In our experience, we recommend that endoscopic treatment be limited to selected cases of anterior commissure cancer spreading superficially at the level of the glottis without extension to the supraglottis or subglottis. Only one patient was submitted to an extended cordectomy for a T2 tumour with superficial supraglottis and anterior commissure extension. The main contraindications to laser cordectomy are:

  • lesions with deep involvement of the anterior commissure that are in close proximity to the underlying cartilage;

  • impaired arytenoid mobility: these tumours may invade the cricoarytenoid joint, the posterior cricoarytenoid muscle, or the posterior portion of the cricoid cartilage.

Ventricle floor involvement by the carcinoma or the impairment of vocal cord mobility might be related to infiltration of the paraglottic space. As a result, the surgical approach to anterior commissure carcinoma or tumoural ventricle floor involvement, with or without impairment of vocal cord mobility, is supracricoid laryngectomy with cricohyoidoepiglottopexy. Data in the literature clearly demonstrate that this technique can lead to good control rates 20.
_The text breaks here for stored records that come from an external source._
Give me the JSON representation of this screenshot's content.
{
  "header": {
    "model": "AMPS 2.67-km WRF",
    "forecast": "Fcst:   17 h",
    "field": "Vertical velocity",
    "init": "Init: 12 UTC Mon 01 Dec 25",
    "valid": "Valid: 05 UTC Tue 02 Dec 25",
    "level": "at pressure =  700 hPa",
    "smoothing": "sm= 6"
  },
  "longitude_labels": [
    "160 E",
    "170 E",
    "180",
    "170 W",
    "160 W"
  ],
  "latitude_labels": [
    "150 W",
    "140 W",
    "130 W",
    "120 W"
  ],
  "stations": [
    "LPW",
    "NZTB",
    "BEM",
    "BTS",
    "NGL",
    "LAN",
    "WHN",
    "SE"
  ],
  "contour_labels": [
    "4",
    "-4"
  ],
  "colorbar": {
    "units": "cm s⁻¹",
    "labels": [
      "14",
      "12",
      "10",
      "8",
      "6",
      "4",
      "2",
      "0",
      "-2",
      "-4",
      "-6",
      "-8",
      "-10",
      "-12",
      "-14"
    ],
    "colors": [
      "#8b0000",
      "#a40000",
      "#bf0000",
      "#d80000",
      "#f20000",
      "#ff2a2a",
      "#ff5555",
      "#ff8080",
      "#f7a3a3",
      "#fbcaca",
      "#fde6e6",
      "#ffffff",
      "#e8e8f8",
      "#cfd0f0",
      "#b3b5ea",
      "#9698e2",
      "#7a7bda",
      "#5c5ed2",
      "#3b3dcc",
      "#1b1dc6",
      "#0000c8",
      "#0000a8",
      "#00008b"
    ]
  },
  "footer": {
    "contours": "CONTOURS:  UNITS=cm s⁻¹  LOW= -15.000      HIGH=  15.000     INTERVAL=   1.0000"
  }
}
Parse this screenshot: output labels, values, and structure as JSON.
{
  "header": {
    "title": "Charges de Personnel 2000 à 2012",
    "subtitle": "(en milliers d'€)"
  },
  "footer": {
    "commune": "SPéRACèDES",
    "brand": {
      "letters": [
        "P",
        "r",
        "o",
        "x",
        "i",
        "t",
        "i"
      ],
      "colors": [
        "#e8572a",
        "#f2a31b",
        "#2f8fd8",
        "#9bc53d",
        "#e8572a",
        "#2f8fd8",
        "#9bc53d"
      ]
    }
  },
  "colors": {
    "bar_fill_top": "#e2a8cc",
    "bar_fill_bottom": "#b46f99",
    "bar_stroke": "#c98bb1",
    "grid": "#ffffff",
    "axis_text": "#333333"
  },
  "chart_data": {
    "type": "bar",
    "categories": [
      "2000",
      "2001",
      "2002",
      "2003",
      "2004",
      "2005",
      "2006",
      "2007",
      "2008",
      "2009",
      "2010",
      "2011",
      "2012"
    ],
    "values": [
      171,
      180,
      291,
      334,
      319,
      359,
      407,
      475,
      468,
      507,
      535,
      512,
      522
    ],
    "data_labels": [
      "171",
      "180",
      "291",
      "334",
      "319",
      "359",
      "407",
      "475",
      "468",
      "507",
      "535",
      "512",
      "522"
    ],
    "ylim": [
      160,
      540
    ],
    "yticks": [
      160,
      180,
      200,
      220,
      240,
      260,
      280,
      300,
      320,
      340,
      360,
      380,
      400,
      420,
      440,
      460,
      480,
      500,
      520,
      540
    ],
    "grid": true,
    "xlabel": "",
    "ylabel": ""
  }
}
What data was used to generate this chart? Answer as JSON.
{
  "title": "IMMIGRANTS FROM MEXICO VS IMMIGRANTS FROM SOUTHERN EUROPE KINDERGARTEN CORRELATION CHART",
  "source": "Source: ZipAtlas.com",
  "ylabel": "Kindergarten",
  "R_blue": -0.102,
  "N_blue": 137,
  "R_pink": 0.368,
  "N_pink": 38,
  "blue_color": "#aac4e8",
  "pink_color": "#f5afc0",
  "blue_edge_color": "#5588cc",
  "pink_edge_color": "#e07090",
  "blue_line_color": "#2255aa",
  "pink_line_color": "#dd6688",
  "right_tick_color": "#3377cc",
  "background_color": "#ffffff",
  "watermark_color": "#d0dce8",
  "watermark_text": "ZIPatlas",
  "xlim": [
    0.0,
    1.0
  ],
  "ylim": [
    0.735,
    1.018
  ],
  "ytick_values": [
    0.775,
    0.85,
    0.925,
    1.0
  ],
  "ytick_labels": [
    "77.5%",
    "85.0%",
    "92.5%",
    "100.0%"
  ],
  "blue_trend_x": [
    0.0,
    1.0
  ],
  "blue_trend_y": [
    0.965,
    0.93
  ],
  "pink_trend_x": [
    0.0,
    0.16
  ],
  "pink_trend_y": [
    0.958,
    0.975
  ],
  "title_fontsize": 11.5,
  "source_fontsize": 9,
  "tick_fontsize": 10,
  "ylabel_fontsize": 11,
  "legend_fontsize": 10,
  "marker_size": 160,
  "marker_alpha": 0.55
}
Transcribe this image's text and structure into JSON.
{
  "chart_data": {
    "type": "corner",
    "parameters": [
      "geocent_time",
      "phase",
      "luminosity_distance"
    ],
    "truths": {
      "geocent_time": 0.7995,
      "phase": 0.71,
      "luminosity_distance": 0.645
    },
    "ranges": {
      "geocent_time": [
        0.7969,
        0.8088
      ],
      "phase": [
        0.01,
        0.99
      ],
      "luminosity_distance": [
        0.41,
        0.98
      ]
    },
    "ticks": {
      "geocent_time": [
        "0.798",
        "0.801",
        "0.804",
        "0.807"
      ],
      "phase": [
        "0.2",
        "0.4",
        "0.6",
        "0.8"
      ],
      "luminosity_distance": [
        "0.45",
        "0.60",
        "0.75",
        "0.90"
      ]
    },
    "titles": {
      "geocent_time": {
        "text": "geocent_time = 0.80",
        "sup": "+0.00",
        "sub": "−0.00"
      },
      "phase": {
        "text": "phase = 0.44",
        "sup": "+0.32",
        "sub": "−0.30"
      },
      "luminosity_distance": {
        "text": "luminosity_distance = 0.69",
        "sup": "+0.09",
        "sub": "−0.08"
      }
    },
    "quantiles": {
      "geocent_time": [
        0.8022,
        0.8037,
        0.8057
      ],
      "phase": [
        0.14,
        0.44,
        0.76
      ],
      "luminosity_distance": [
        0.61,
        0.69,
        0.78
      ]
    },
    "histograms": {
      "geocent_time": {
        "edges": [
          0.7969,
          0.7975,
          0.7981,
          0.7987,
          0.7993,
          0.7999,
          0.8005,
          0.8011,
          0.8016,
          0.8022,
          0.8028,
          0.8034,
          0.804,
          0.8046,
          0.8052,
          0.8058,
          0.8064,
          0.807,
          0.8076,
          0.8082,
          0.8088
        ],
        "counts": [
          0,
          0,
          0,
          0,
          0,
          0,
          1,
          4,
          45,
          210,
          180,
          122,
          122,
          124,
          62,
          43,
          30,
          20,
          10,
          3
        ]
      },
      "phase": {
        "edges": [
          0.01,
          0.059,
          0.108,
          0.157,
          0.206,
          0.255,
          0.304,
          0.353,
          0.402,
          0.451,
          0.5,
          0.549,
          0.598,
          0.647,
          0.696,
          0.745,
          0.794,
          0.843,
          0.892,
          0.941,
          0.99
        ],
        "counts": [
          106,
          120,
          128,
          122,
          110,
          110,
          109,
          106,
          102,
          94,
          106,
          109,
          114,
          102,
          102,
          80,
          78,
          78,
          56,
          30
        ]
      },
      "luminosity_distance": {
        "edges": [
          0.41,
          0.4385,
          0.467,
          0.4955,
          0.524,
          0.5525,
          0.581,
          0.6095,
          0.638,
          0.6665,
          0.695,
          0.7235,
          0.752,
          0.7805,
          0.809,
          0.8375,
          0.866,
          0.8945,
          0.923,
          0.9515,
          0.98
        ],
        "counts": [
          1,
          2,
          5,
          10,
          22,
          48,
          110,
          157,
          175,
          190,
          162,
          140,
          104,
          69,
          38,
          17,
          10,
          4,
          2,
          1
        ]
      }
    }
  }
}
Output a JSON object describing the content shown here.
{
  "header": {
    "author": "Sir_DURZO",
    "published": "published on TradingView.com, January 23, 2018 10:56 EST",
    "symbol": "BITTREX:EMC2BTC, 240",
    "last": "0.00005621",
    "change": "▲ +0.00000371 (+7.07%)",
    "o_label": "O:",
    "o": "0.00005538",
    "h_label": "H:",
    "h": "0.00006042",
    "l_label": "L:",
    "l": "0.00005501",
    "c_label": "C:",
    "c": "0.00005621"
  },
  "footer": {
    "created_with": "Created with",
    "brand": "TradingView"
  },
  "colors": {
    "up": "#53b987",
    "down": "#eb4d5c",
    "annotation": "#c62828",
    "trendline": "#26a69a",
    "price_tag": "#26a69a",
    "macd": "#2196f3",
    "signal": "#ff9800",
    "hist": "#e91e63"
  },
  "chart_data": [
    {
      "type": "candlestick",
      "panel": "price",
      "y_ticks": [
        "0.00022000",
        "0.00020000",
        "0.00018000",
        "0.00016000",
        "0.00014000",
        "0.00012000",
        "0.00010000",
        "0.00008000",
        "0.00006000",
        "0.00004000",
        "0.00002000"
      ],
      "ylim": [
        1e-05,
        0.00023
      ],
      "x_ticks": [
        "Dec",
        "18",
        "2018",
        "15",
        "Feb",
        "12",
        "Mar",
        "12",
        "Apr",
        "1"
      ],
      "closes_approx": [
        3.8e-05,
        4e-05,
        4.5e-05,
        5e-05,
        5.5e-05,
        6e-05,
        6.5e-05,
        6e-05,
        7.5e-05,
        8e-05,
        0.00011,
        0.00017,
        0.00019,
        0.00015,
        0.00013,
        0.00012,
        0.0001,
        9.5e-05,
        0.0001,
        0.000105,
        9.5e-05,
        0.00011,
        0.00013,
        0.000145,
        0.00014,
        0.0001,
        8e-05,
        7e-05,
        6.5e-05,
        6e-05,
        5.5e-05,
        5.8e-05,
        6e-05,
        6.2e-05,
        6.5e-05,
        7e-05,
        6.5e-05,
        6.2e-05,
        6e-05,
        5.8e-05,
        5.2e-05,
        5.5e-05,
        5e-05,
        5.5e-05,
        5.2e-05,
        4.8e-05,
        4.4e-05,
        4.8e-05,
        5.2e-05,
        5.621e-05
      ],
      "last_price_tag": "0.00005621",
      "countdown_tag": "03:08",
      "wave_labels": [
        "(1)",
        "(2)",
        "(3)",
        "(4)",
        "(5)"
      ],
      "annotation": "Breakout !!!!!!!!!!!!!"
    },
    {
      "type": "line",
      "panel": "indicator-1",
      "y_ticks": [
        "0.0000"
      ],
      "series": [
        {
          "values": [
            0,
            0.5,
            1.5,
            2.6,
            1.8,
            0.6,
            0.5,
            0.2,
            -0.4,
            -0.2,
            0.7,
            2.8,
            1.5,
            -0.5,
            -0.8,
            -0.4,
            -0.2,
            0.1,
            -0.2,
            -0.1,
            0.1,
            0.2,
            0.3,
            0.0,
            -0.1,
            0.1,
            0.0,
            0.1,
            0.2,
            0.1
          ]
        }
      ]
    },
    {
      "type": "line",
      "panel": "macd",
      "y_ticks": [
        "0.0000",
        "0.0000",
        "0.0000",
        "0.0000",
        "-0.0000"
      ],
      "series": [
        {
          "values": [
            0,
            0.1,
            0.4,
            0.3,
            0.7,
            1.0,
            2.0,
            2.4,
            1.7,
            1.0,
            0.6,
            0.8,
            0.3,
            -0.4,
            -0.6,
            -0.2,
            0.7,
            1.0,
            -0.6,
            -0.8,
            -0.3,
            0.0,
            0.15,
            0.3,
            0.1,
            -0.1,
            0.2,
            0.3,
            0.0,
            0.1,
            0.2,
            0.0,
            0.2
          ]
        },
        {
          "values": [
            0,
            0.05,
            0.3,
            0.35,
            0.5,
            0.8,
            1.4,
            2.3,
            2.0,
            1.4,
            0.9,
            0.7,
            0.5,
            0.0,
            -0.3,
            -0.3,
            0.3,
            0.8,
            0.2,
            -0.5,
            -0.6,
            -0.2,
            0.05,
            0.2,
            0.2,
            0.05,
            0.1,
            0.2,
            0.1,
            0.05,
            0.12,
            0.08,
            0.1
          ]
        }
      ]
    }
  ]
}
From our findings, it can be concluded that transoral endoscopic laser cordectomy offers a good oncological outcome and acceptable functional results in the treatment of Tis, T1a, and T1b glottic cancer. Local control rates and overall survival rates obtained, in our series, are comparable to those in the literature 13 57 15. In this study, although favourable re-treatment results, in those cases with local failure for early laryngeal cancer treated with laser cordectomy have been documented, no definitive recommendation regarding the best single treatment method can be given. As reported in the literature, conventional partial laryngectomy leads to the highest local control rates; radiotherapy is believed to best preserve the voice, and laser surgery is associated with time- and cost-effectiveness, a low level of morbidity, fair local control rates, and excellent re-treatment options for local failure with preservation of the larynx function.

Acknowledgments

Authors are indebted to Dr. Marco Bicocchi for statistical analysis of data.